The first three Team Leaders to be appointed were Dr Thimo Kurz, who is relocating to Dundee from the ETH Zurich, Switzerland; Dr Arno Alpi, who will join SCILLS from the MRC Laboratory for Molecular Biology in Cambridge, and Dr Gabriela Alexandru, who will come from the California Institute of Technology (Caltech), Pasadena, USA.
Dr Pedrioli was born and brought up in Switzerland and obtained his undergraduate and Masters degrees at the ETHZ. He then carried out research at the Institute for Systems Biology (ISB), Seattle, USA with Professor Ruedi Aebersold, which led to the award of his PhD degree in 2005.
Commenting on his appointment and research programme Dr Pedrioli said:- “I am very excited and grateful to have been offered the great opportunity to join SCILLS. It has become apparent during my visits to the Institute that Dundee not only offers a world-class research environment but that it also provides a very collegial and family friendly environment in which scientific ideas can be born and grow in harmony with the needs of a young family. I strongly believe that the study of post-translational modifications is key to furthering our understanding of how the cell functions as a coherent system and that these insights into the dynamics of cellular networks will ultimately lead us to better understand how diseases develop. I am, therefore, looking forward to collaborating with my new colleagues at the Protein Ubiquitination Unit of SCILLS to jointly unravel the functional significance that ubiquitin-like modifiers play in various cellular contexts."
Commenting on Patrick’s appointment Sir Philip Cohen, the Director of SCILLS said, “We are extremely fortunate to have recruited Patrick. He has recently made a really novel finding that has enhanced our understanding of how the synthesis of proteins is controlled. Patrick is also an expert in the key emerging areas of mass spectrometry and proteomics that complement the skills and know-how of the other Programme Leaders that we have appointed to SCILLS. With Patrick’s appointment, recruitment of the senior positions in SCILLS is almost complete and I now expect to fill all the 35 scientific and support staff positions that can be made with current funding within the next year.
Patrick’s wife, Dr Deena Leslie Pedrioli, who is also a postdoctoral fellow at ETHZ, will be taking up a position as an Independent Investigator in the College of Life Sciences at the University of Dundee. Deena, who is Canadian, met Patrick when they were both PhD students in Seattle. The couple have a one year old daughter, Daniela.

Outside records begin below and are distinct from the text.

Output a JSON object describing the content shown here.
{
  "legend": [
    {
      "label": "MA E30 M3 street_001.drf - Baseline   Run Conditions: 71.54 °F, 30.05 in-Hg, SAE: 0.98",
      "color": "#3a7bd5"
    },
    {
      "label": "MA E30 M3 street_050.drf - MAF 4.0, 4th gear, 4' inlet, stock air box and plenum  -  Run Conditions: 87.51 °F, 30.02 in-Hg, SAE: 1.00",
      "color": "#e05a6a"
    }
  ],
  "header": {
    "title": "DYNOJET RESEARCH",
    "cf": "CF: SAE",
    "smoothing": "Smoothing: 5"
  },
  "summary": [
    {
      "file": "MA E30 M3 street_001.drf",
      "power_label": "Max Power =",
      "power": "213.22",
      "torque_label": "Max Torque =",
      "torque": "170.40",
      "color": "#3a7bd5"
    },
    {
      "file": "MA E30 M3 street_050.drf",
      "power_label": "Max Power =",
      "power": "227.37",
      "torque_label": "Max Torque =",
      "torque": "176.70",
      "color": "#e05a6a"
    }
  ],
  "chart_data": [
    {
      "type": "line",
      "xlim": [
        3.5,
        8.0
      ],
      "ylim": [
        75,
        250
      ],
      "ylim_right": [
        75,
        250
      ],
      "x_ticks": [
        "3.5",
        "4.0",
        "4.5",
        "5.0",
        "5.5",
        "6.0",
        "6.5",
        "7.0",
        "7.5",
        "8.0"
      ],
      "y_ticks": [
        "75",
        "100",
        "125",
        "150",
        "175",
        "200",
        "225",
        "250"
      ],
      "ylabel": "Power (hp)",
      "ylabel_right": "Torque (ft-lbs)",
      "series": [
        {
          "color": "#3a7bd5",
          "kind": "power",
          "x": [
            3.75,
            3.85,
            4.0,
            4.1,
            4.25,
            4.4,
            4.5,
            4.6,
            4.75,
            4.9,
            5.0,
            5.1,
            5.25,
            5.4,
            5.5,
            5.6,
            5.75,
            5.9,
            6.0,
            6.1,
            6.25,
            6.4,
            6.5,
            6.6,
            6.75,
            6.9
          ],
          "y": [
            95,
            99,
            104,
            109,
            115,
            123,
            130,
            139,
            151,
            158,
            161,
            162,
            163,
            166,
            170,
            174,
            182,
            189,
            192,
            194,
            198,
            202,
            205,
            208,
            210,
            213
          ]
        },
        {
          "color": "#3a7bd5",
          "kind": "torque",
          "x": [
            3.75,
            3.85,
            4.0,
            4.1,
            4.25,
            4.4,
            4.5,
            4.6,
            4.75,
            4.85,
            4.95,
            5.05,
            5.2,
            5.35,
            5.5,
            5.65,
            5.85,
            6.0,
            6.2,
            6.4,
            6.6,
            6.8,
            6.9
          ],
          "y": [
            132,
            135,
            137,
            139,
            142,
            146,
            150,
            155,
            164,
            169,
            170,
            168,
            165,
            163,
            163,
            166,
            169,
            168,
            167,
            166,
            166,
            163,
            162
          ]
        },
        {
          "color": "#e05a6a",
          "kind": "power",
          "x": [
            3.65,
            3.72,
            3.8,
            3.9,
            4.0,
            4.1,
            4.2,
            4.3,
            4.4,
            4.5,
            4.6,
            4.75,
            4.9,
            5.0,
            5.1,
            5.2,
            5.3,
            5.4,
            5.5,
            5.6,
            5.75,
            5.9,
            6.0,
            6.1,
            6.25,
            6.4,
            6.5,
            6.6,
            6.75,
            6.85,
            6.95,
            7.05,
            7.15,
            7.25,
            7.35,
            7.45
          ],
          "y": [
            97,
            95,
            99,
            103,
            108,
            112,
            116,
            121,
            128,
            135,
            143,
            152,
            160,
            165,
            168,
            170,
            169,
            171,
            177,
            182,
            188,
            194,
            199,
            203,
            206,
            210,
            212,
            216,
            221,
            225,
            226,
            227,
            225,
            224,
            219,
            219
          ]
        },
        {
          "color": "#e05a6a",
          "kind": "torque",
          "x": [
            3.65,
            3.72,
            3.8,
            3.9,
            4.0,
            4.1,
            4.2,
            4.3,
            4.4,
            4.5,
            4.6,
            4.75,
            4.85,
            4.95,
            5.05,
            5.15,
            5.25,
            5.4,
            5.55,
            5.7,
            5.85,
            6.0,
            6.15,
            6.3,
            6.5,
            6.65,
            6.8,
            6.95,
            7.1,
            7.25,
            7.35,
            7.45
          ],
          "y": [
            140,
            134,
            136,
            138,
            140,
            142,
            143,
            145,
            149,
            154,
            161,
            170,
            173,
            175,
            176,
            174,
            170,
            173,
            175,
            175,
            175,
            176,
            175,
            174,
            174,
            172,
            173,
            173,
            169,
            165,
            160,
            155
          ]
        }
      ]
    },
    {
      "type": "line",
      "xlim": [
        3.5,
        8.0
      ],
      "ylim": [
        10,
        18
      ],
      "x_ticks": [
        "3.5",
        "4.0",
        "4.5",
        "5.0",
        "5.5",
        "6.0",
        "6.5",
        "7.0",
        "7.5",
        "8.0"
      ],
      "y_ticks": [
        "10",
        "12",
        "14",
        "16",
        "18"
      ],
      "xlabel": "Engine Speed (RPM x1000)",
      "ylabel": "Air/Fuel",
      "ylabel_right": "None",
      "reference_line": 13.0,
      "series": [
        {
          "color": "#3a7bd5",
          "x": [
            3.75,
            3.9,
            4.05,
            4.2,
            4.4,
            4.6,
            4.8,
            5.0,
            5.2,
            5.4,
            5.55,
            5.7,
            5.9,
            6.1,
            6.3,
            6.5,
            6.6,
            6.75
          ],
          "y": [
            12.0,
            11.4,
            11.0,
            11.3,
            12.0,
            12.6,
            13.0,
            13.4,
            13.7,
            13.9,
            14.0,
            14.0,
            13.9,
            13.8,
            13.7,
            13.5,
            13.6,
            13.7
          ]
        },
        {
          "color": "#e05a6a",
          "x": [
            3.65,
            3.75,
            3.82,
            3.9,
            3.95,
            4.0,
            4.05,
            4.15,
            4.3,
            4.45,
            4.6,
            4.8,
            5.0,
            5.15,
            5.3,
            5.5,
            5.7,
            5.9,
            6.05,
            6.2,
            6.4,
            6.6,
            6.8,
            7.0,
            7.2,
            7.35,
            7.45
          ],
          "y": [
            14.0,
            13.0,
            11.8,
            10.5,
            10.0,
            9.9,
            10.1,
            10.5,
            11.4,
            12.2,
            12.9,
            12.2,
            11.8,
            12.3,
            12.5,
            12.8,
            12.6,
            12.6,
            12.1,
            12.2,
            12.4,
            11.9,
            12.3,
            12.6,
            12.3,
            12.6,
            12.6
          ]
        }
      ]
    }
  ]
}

ABOUT SCILLS - The SCottish Institute for ceLL Signalling
The SCottish Institute for ceLL Signalling (SCILLS) is a new research centre funded by the Scottish Government, which was launched on October 1st 2008. It will initially be based on the 4th floor of the Sir James Black Centre in the College of Life Sciences at the University of Dundee, one floor above the world-renowned Medical Research Council Protein Phosphorylation Unit (MRC-PPU) with which it will interact closely. The founding Director is Sir Philip Cohen, who is also the Director of the MRC-PPU. SCILLS is dedicated to understanding how biological processes are controlled and how they become deregulated in disease, with the long-term aim of facilitating the development of improved drugs to treat disease.
There is increasing evidence that abnormal levels of ubiquitylation may be a cause or consequence of many diseases, such as cancer and chronic inflammatory diseases. For these reasons the development of drugs that target components of the ubiquitin system is predicted to become of major importance to the pharmaceutical industry in the future. Indeed, the first drug developed in this area, Velcade, was approved for clinical use in 2007. Developed by Millenium Pharmaceuticals, this compound is being used to treat cancers of the blood, such as Multiple Myeloma and Relapsed Mantle Cell Lymphoma.
The Protein Ubiquitylation Unit is the first research Division of SCILLS. Its major aims are to advance understanding of the role of protein ubiquitylation and related modifications in cell regulation and human disease, to facilitate the development of drugs to treat diseases caused by abnormalities in this process, to generate reagents and improve technologies on which more rapid progress in this area depends, and to train the next generation of scientists who will advance the subject in the future.